Tous ceux qu'on "recherche" sont responsables - parmi bien d'autres choses - de la disparition de forêts dans la planète, par la guerre, l'appauvrissement des populations, le service de la dette extérieure, la consommation excessive, et les activités destructrices menées par des entreprises d'extraction de bois, de plantation d'arbres, de prospection pétrolière et minière, de production chimique et énergétique, d'élevage de crevettes. En d'autres mots, "on recherche" les banquiers, les multinationales, les gouvernements traîtres, la Banque mondiale, le Fonds monétaire international, l'Organisation mondiale du commerce.

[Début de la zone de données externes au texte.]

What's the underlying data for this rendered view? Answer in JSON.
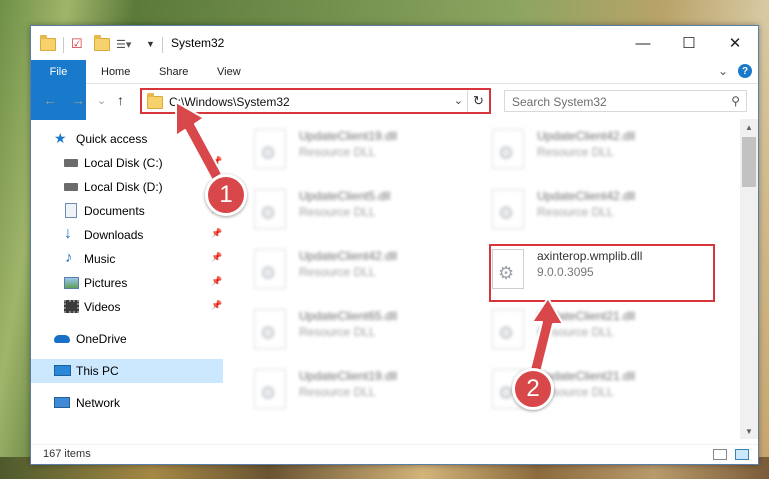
{
  "window": {
    "title": "System32",
    "controls": {
      "minimize": "—",
      "maximize": "☐",
      "close": "✕"
    }
  },
  "ribbon": {
    "tabs": [
      "File",
      "Home",
      "Share",
      "View"
    ],
    "expand": "⌄",
    "help": "?"
  },
  "nav": {
    "back": "←",
    "forward": "→",
    "recent": "⌄",
    "up": "↑"
  },
  "address": {
    "path": "C:\\Windows\\System32",
    "dropdown": "⌄",
    "refresh": "↻"
  },
  "search": {
    "placeholder": "Search System32",
    "icon": "⚲"
  },
  "sidebar": {
    "items": [
      {
        "label": "Quick access",
        "icon": "star-icon"
      },
      {
        "label": "Local Disk (C:)",
        "icon": "drive-icon",
        "pin": "📌"
      },
      {
        "label": "Local Disk (D:)",
        "icon": "drive-icon"
      },
      {
        "label": "Documents",
        "icon": "documents-icon",
        "pin": "📌"
      },
      {
        "label": "Downloads",
        "icon": "downloads-icon",
        "pin": "📌"
      },
      {
        "label": "Music",
        "icon": "music-icon",
        "pin": "📌"
      },
      {
        "label": "Pictures",
        "icon": "pictures-icon",
        "pin": "📌"
      },
      {
        "label": "Videos",
        "icon": "videos-icon",
        "pin": "📌"
      },
      {
        "label": "OneDrive",
        "icon": "onedrive-icon"
      },
      {
        "label": "This PC",
        "icon": "computer-icon",
        "selected": true
      },
      {
        "label": "Network",
        "icon": "network-icon"
      }
    ]
  },
  "files": [
    {
      "name": "UpdateClient19.dll",
      "desc": "Resource DLL"
    },
    {
      "name": "UpdateClient42.dll",
      "desc": "Resource DLL"
    },
    {
      "name": "UpdateClient5.dll",
      "desc": "Resource DLL"
    },
    {
      "name": "UpdateClient42.dll",
      "desc": "Resource DLL"
    },
    {
      "name": "UpdateClient42.dll",
      "desc": "Resource DLL"
    },
    {
      "name": "axinterop.wmplib.dll",
      "desc": "9.0.0.3095"
    },
    {
      "name": "UpdateClient65.dll",
      "desc": "Resource DLL"
    },
    {
      "name": "UpdateClient21.dll",
      "desc": "Resource DLL"
    },
    {
      "name": "UpdateClient19.dll",
      "desc": "Resource DLL"
    },
    {
      "name": "UpdateClient21.dll",
      "desc": "Resource DLL"
    }
  ],
  "status": {
    "count": "167 items"
  },
  "callouts": {
    "one": "1",
    "two": "2"
  },
  "colors": {
    "accent": "#1979ca",
    "highlight": "#d7343b",
    "selection": "#cce8ff"
  }
}
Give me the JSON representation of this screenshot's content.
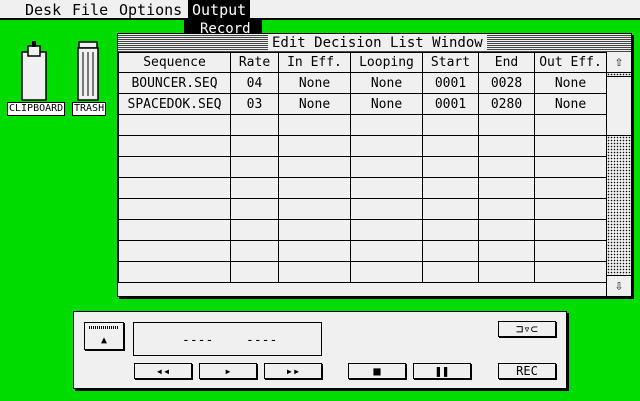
{
  "menubar": {
    "items": [
      "Desk",
      "File",
      "Options",
      "Output"
    ]
  },
  "dropdown": {
    "items": [
      "Record"
    ]
  },
  "desktop": {
    "icons": [
      {
        "label": "CLIPBOARD",
        "icon": "clipboard-icon"
      },
      {
        "label": "TRASH",
        "icon": "trash-icon"
      }
    ]
  },
  "window": {
    "title": "Edit Decision List Window",
    "columns": [
      "Sequence",
      "Rate",
      "In Eff.",
      "Looping",
      "Start",
      "End",
      "Out Eff."
    ],
    "rows": [
      [
        "BOUNCER.SEQ",
        "04",
        "None",
        "None",
        "0001",
        "0028",
        "None"
      ],
      [
        "SPACEDOK.SEQ",
        "03",
        "None",
        "None",
        "0001",
        "0280",
        "None"
      ],
      [
        "",
        "",
        "",
        "",
        "",
        "",
        ""
      ],
      [
        "",
        "",
        "",
        "",
        "",
        "",
        ""
      ],
      [
        "",
        "",
        "",
        "",
        "",
        "",
        ""
      ],
      [
        "",
        "",
        "",
        "",
        "",
        "",
        ""
      ],
      [
        "",
        "",
        "",
        "",
        "",
        "",
        ""
      ],
      [
        "",
        "",
        "",
        "",
        "",
        "",
        ""
      ],
      [
        "",
        "",
        "",
        "",
        "",
        "",
        ""
      ],
      [
        "",
        "",
        "",
        "",
        "",
        "",
        ""
      ]
    ]
  },
  "transport": {
    "counter_left": "----",
    "counter_right": "----",
    "rewind": "◂◂",
    "play": "▸",
    "ffwd": "▸▸",
    "stop": "■",
    "pause": "❚❚",
    "rec": "REC",
    "video": "⊐▿⊂",
    "eject": "▲"
  }
}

Mais, pour réussir à arrêter les coupables, la solidarité et l'unité sont indispensables. Et à ce sujet, nous faisons encore appel aux paroles de Galeano, qui a conclu sa conférence en disant:

"Quel est le mot le plus entendu dans le monde, dans presque toutes les langues? C'est le mot 'moi'. Moi, moi, moi. Pourtant, un spécialiste des langues indigènes, Carlos Lenkersdorf, a révélé que le mot le plus utilisé par les communautés mayas, celui qui est au centre de leur discours et de leur vie, est le mot 'nous'. A Chiapas, 'nous' se dit 'tik'.

C'est dans ce but que le Forum social mondial est né et a grandi dans la ville de Porto Alegre, modèle universel de la démocratie participative: pour dire 'nous'. Tik, tik, tik."